Decadance Paris – Batsheva Dance Company
Après Naharin’s Virus, c’est Decadance Paris que la Batsheva Dance Company propose de venir applaudir pour son cinquantième anniversaire au Théâtre National de Chaillot, jusqu’au 28 décembre.
Créée en 2000, à Tel-Aviv, pour fêter les dix ans d’Ohad Naharin à la tête de la compagnie, ce spectacle, qui regroupait à l’origine dix extraits emblématiques des pièces du célèbre chorégraphe, n’a cessé d’évoluer, rencontrant un vif succès à chacune de ses représentations. Le public lui fit d’ailleurs un triomphe la saison dernière dans ce même Théâtre de Chaillot. Mais c’est une toute nouvelle version, rebaptisée Decadance Paris pour l’occasion, que les amoureux de danse contemporaine peuvent découvrir en cette fin d’année.
Ce spectacle, compilant quelques meilleurs moments d’un large répertoire chorégraphique, est passionnant. En seulement une heure vingt, la pièce permet ainsi de se faire une juste idée de l’œuvre du talentueux Ohad Naharin et de ses influences. Ce style d’exercice, toujours plaisant puisque le zapping interdit l’ennui, s’avère souvent peu riche en émotions. Il est en effet difficile de créer un univers et d’inviter le public à s’en imprégner, de le toucher dans le peu de temps que dure une séquence. Mais la Batsheva Dance Company évite ce piège et réussit brillamment à émouvoir dans Decadance Paris.
Dès le lever du rideau, les danseurs et danseuses, tous vêtus des mêmes costumes et chapeaux noirs évoquant des religieux hassidiques, happent le regard de leur danse violente et répétitive, envoutante. Assis sur des chaises, en demi-cercle, leurs corps se tendent successivement dans des spasmes d’une rare énergie, formant une vague, une respiration qui laisse à chaque passage le dernier d’entre eux à terre.
Dans les séquences suivantes, la danse se fait plus lente, plus intime, d’un vocabulaire à l’élégance presque académique, précis, usant d’en-dehors, d’arabesques et de ports de bras.

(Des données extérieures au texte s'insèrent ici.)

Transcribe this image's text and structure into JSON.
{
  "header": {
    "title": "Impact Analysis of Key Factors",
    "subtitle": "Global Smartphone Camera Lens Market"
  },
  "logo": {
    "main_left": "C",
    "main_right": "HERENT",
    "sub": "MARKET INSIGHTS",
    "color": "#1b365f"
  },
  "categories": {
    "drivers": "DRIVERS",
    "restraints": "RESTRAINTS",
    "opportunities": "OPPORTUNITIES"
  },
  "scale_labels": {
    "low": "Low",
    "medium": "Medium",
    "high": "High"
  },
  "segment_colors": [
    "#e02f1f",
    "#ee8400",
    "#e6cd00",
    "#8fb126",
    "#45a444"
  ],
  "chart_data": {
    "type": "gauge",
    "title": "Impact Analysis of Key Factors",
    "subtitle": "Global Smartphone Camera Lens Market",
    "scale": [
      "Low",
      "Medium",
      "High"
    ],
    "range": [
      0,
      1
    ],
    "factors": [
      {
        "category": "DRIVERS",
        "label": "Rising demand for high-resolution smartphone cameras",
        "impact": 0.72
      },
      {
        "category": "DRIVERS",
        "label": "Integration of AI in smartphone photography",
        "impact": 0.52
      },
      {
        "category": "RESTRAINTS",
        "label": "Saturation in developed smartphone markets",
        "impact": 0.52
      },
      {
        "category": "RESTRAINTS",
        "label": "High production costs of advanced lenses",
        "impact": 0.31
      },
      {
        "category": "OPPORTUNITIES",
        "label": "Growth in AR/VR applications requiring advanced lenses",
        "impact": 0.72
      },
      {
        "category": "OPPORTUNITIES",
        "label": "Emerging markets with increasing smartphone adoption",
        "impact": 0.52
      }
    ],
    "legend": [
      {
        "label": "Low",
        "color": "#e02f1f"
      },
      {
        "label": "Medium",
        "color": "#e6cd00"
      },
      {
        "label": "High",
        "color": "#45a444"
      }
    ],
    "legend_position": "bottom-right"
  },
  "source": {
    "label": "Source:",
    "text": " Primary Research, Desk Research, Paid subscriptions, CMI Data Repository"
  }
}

Ce qui, bien que plastiquement et techniquement très réussi laisse un peu plus froid.
Mais reviennent alors les costumes noirs, balayant la musique classique et se déchainant sur une version électro endiablée d’Over the rainbow. Avant de jouer, avec la complicité du public, une sorte de Kontakthof, version amateurs et Batsheva, tellement réussi qu’il est sûrement le plus beau moment de la pièce.

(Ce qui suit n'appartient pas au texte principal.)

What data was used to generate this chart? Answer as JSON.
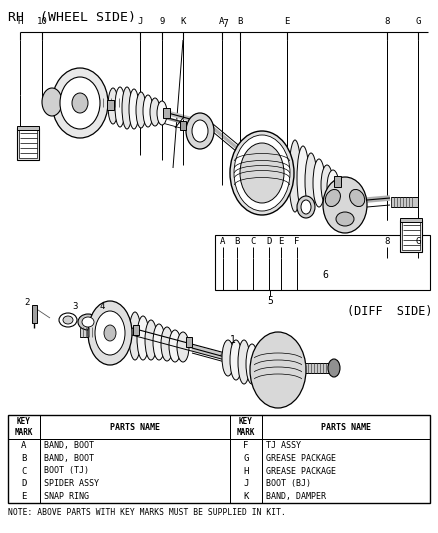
{
  "title": "RH  (WHEEL SIDE)",
  "diff_side_label": "(DIFF  SIDE)",
  "bg_color": "#ffffff",
  "line_color": "#000000",
  "table_data": {
    "left_keys": [
      "A",
      "B",
      "C",
      "D",
      "E"
    ],
    "left_parts": [
      "BAND, BOOT",
      "BAND, BOOT",
      "BOOT (TJ)",
      "SPIDER ASSY",
      "SNAP RING"
    ],
    "right_keys": [
      "F",
      "G",
      "H",
      "J",
      "K"
    ],
    "right_parts": [
      "TJ ASSY",
      "GREASE PACKAGE",
      "GREASE PACKAGE",
      "BOOT (BJ)",
      "BAND, DAMPER"
    ]
  },
  "note": "NOTE: ABOVE PARTS WITH KEY MARKS MUST BE SUPPLIED IN KIT.",
  "figw": 4.38,
  "figh": 5.33,
  "dpi": 100
}
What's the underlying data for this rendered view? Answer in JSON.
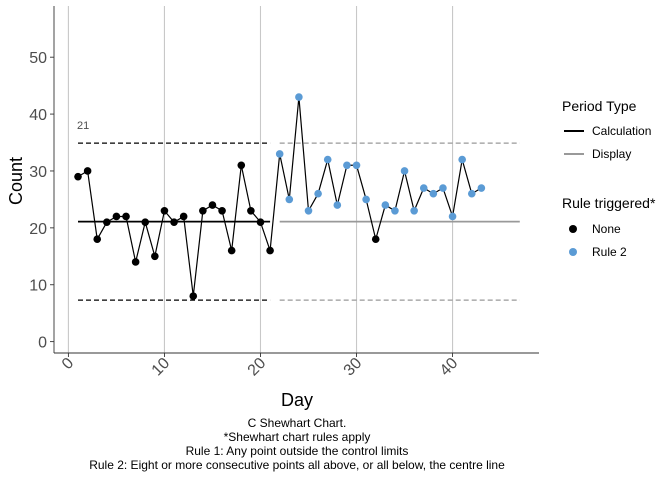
{
  "chart_data": {
    "type": "line",
    "title": "",
    "xlabel": "Day",
    "ylabel": "Count",
    "xlim": [
      -1.5,
      49
    ],
    "ylim": [
      -2,
      59
    ],
    "x_ticks": [
      0,
      10,
      20,
      30,
      40
    ],
    "y_ticks": [
      0,
      10,
      20,
      30,
      40,
      50
    ],
    "grid": "vertical only",
    "series": [
      {
        "name": "Count",
        "x": [
          1,
          2,
          3,
          4,
          5,
          6,
          7,
          8,
          9,
          10,
          11,
          12,
          13,
          14,
          15,
          16,
          17,
          18,
          19,
          20,
          21,
          22,
          23,
          24,
          25,
          26,
          27,
          28,
          29,
          30,
          31,
          32,
          33,
          34,
          35,
          36,
          37,
          38,
          39,
          40,
          41,
          42,
          43
        ],
        "values": [
          29,
          30,
          18,
          21,
          22,
          22,
          14,
          21,
          15,
          23,
          21,
          22,
          8,
          23,
          24,
          23,
          16,
          31,
          23,
          21,
          16,
          33,
          25,
          43,
          23,
          26,
          32,
          24,
          31,
          31,
          25,
          18,
          24,
          23,
          30,
          23,
          27,
          26,
          27,
          22,
          32,
          26,
          27
        ],
        "rule": [
          "None",
          "None",
          "None",
          "None",
          "None",
          "None",
          "None",
          "None",
          "None",
          "None",
          "None",
          "None",
          "None",
          "None",
          "None",
          "None",
          "None",
          "None",
          "None",
          "None",
          "None",
          "Rule 2",
          "Rule 2",
          "Rule 2",
          "Rule 2",
          "Rule 2",
          "Rule 2",
          "Rule 2",
          "Rule 2",
          "Rule 2",
          "Rule 2",
          "None",
          "Rule 2",
          "Rule 2",
          "Rule 2",
          "Rule 2",
          "Rule 2",
          "Rule 2",
          "Rule 2",
          "Rule 2",
          "Rule 2",
          "Rule 2",
          "Rule 2"
        ]
      }
    ],
    "control_limits": [
      {
        "period": "Calculation",
        "x_start": 1,
        "x_end": 21,
        "centre": 21.1,
        "ucl": 34.9,
        "lcl": 7.3,
        "color": "#000000"
      },
      {
        "period": "Display",
        "x_start": 22,
        "x_end": 47,
        "centre": 21.1,
        "ucl": 34.9,
        "lcl": 7.3,
        "color": "#999999"
      }
    ],
    "annotations": [
      {
        "text": "21",
        "x": 1,
        "y": 37.8
      }
    ],
    "legend": {
      "placement": "right",
      "period_title": "Period Type",
      "period_items": [
        {
          "label": "Calculation",
          "color": "#000000"
        },
        {
          "label": "Display",
          "color": "#999999"
        }
      ],
      "rule_title": "Rule triggered*",
      "rule_items": [
        {
          "label": "None",
          "color": "#000000"
        },
        {
          "label": "Rule 2",
          "color": "#5b9bd5"
        }
      ]
    },
    "caption": [
      "C Shewhart Chart.",
      "*Shewhart chart rules apply",
      "Rule 1: Any point outside the control limits",
      "Rule 2: Eight or more consecutive points all above, or all below, the centre line"
    ]
  },
  "colors": {
    "none_point": "#000000",
    "rule2_point": "#5b9bd5",
    "calc_line": "#000000",
    "display_line": "#999999",
    "grid": "#c8c8c8",
    "axis_text": "#4d4d4d"
  }
}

Dans Decadance Paris, Ohad Naharin présente aussi un Boléro raffiné, des pas de deux sensuels. La pièce fait voyager d’une heureuse villégiature à l’angoisse, de la violence à la gaité, grâce à des danseur-se-s d’une qualité remarquable. Comme dans Naharin’s virus, beaucoup de thèmes, intimes ou sociétaux, sont intelligemment et délicatement abordés.
S’asseoir dans le noir d’une salle de spectacle un 25 décembre après-midi, au sortir de deux repas de Noël et d’une nuit forcément trop courte est une expérience singulière qui invite plus volontiers à la torpeur qu’à une concentration enthousiaste. Il fallait tout le talent d’Ohad Naharin et de sa troupe pour en faire, finalement, une expérience délicieusement euphorisante !
Decadance Paris d’Ohad Naharin, par de la Batsheva Dance Company, au Théâtre National de Chaillot. Lumières d’Avi Yona Bueno (Bambi). Costumes de Rakefet Levy. Extraits des créations d’Ohad Naharin : Sadeh21 (2011), Zachacha (1998), Bolero (1983), Mabul (1992), Three (2005), Naharin’s Virus (2001) et Zina (1995). Avec William Barry, Mario Bermudez Gil, Omri Drumlevich, Bret Easterling, Iyar Elezra, Rani Lebzelter, Eri Nakamura, Rachael Osborne, Shamel Pitts, Oscar Ramos, Nitzan Ressler, Ian Robinson, Or Meir Schraiber, Maayan Sheinfeld, Bobbi Smith, Zina (Natalya) Zinchenko, Adi Zlatin. Jeudi 26 décembre 2014.
Decadance Paris est en tournée en France et à l’étranger durant le premier trimestre de l’année 2015.